What treasury needs to know about blockchain

The swift development and promises of blockchain means it has moved from theory to reality. An April 2016 research briefing by Morgan Stanley found that financial institutions alone are expected to spend over US$1bn on blockchain projects in 2017.

Distributed ledger technology (DLT) is not new, but interest around its potential applications is rising and opportunities for blockchain – from fraud prevention and risk mitigation to faster settlement and more transparent payment flows – cannot be ignored. Blockchain can be defined as a “single immutable record of events”; hence offering compelling benefits. We are at the beginning of the journey and the ways in it will change business models, processes, and ecosystems are yet to be seen. Nonetheless, we can expect immense potential up and down the value chain.

A key question still remains – are we just a short distance (one to two years) away from witnessing the radical, transformative effects of blockchain technology? Or is five to 10 years a more realistic timeframe before the technology fully matures and achieves wide adoption? We have always stressed that blockchain adoption will be a step-by-step process instead of an overnight revolution, but we expect some commercially-viable implementations by early 2018.

Since blockchain has the power to transform banking infrastructure, we see start-ups and financial technology (fintech) players introducing disruptive and innovative solutions that challenge the traditional relationships between corporates and banks. Blockchain, in itself, could remove the need for trusted third parties to guarantee a transaction. As such, it can initially question a bank’s purpose.

However, it is highly unlikely that the banking landscape of tomorrow would ever become an ‘unpermissioned public network’. Due to know-your-customer (KYC), anti- money laundering (AML) and other data privacy related considerations, DLT has to be applied in a permissioned context. We expect DLT to be integrated in the financial industry through industry consortia and with close regulatory support¸ since further mainstream adoption will need interoperability between some distributed ledgers thereby driving common standards.

Deutsche Bank regards this evolution as a tremendous opportunity to revisit its internal infrastructure, and a way to further enhance clients’ overall experience when working with the bank.

In transaction banking and especially in the corporate treasury space, the main drivers for the increasing focus on digitalisation include the macroeconomic environment and regulatory requirements, new technological capabilities, as well as the increasing focus on cybersecurity and data privacy.

Emerging use cases benefiting corporate treasurers

For the financial services community, blockchain’s ability to transfer value in a new way has the potential to transform the entire industry. The technology can help to keep track of payments, transactions and trades such as bonds, loans or stocks. At present, these services require the involvement of an ecosystem of banks, traders, exchanges and clearing houses and it can take up to two days to effect settlement of bonds against payment. If this type of information could be shared using this technology, the settlement of bonds against payment could potentially be processed within minutes.

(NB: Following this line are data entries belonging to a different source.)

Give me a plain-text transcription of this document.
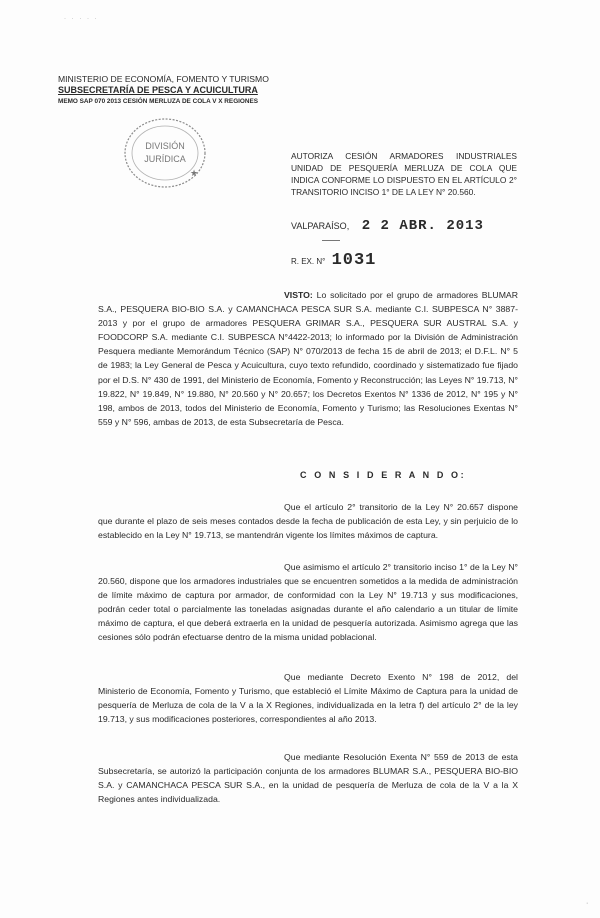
· · · · ·
MINISTERIO DE ECONOMÍA, FOMENTO Y TURISMO
SUBSECRETARÍA DE PESCA Y ACUICULTURA
MEMO SAP 070 2013 CESIÓN MERLUZA DE COLA V X REGIONES
DIVISIÓN
JURÍDICA
★
AUTORIZA CESIÓN ARMADORES INDUSTRIALES UNIDAD DE PESQUERÍA MERLUZA DE COLA QUE INDICA CONFORME LO DISPUESTO EN EL ARTÍCULO 2° TRANSITORIO INCISO 1° DE LA LEY N° 20.560.
VALPARAÍSO, 2 2 ABR. 2013
R. EX. N° 1031
VISTO: Lo solicitado por el grupo de armadores BLUMAR S.A., PESQUERA BIO-BIO S.A. y CAMANCHACA PESCA SUR S.A. mediante C.I. SUBPESCA N° 3887-2013 y por el grupo de armadores PESQUERA GRIMAR S.A., PESQUERA SUR AUSTRAL S.A. y FOODCORP S.A. mediante C.I. SUBPESCA N°4422-2013; lo informado por la División de Administración Pesquera mediante Memorándum Técnico (SAP) N° 070/2013 de fecha 15 de abril de 2013; el D.F.L. N° 5 de 1983; la Ley General de Pesca y Acuicultura, cuyo texto refundido, coordinado y sistematizado fue fijado por el D.S. N° 430 de 1991, del Ministerio de Economía, Fomento y Reconstrucción; las Leyes N° 19.713, N° 19.822, N° 19.849, N° 19.880, N° 20.560 y N° 20.657; los Decretos Exentos N° 1336 de 2012, N° 195 y N° 198, ambos de 2013, todos del Ministerio de Economía, Fomento y Turismo; las Resoluciones Exentas N° 559 y N° 596, ambas de 2013, de esta Subsecretaría de Pesca.
C O N S I D E R A N D O:
Que el artículo 2° transitorio de la Ley N° 20.657 dispone que durante el plazo de seis meses contados desde la fecha de publicación de esta Ley, y sin perjuicio de lo establecido en la Ley N° 19.713, se mantendrán vigente los límites máximos de captura.
Que asimismo el artículo 2° transitorio inciso 1° de la Ley N° 20.560, dispone que los armadores industriales que se encuentren sometidos a la medida de administración de límite máximo de captura por armador, de conformidad con la Ley N° 19.713 y sus modificaciones, podrán ceder total o parcialmente las toneladas asignadas durante el año calendario a un titular de límite máximo de captura, el que deberá extraerla en la unidad de pesquería autorizada. Asimismo agrega que las cesiones sólo podrán efectuarse dentro de la misma unidad poblacional.
Que mediante Decreto Exento N° 198 de 2012, del Ministerio de Economía, Fomento y Turismo, que estableció el Límite Máximo de Captura para la unidad de pesquería de Merluza de cola de la V a la X Regiones, individualizada en la letra f) del artículo 2° de la ley 19.713, y sus modificaciones posteriores, correspondientes al año 2013.
Que mediante Resolución Exenta N° 559 de 2013 de esta Subsecretaría, se autorizó la participación conjunta de los armadores BLUMAR S.A., PESQUERA BIO-BIO S.A. y CAMANCHACA PESCA SUR S.A., en la unidad de pesquería de Merluza de cola de la V a la X Regiones antes individualizada.
·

Benefits need to be looked at from both client and capital perspectives; particularly the potential capital benefits when reducing collateral requirements through shorter settlement cycles for securities, thereby freeing up a company’s working capital. In addition to this use case around post-trade settlement, we also see strong value for treasurers in the following areas:

• International payments: International payments still present several challenges when it comes to time for execution and security. Moving to a blockchain should shorten settlement time, speed up transactions and reduce the risk of fraud.
• Trade finance: A common challenge in trade finance is to ensure the goods transfer before the payment is made. With blockchain, all parties – including bank, trading houses, seller and buyer, customs, freight forwarders – are able to see when goods have been shipped before releasing the funding. With the adoption of both the “Internet of Things” (IOT) and electronic tracers on goods, the time spent on these steps could be shortened even further.
• Data management and reconciliation: Providing rule-based standards on data could enhance the quality and auditability of any transaction. Blockchain can also make reconciliation of complex data easier and reporting more efficient, since a common ledger is applied.

However, it is important to stress that there are some areas – such as product quality assurance, security, legal requirements and governance – which the market needs to focus on when thinking about applying DLT to regulated financial markets, particularly for the transaction banking product lines. The underlying business processes of payments and trade have to meet many regulatory requirements. Therefore, it will take some time before they can be adapted to a blockchain environment. However, what is unrealistic today can be realistic tomorrow.

For corporate treasurers, blockchain could be viewed first as a “process automation engine”; for instance linked to instructions for robots in manufacturing by using smart contracts.

The World Economic Forum (WEF) predicts that banks will spend up to US$400m on blockchain technology by 2019, confirming the deep commitment from industry players to this global digital transformation.

In common with its peers, Deutsche Bank is running a portfolio of activities around blockchain in order to fully explore the potential of DLT for the bank, its clients and the markets it operates in. Some of these are driven internally, and innovation is facilitated from the Deutsche Bank Labs. In other areas where the bank would not look to test on its own, it collaborates with industry partners such as the bank consortium DLG R3, thereby promoting interoperability in the industry. It proactively engages with public authorities, regulators and central banks to share insights on the potential impacts in individual markets.

The bank also has an ongoing dialogue with its clients which will help it to actively and more importantly jointly define new market standards for a well-functioning future market infrastructure.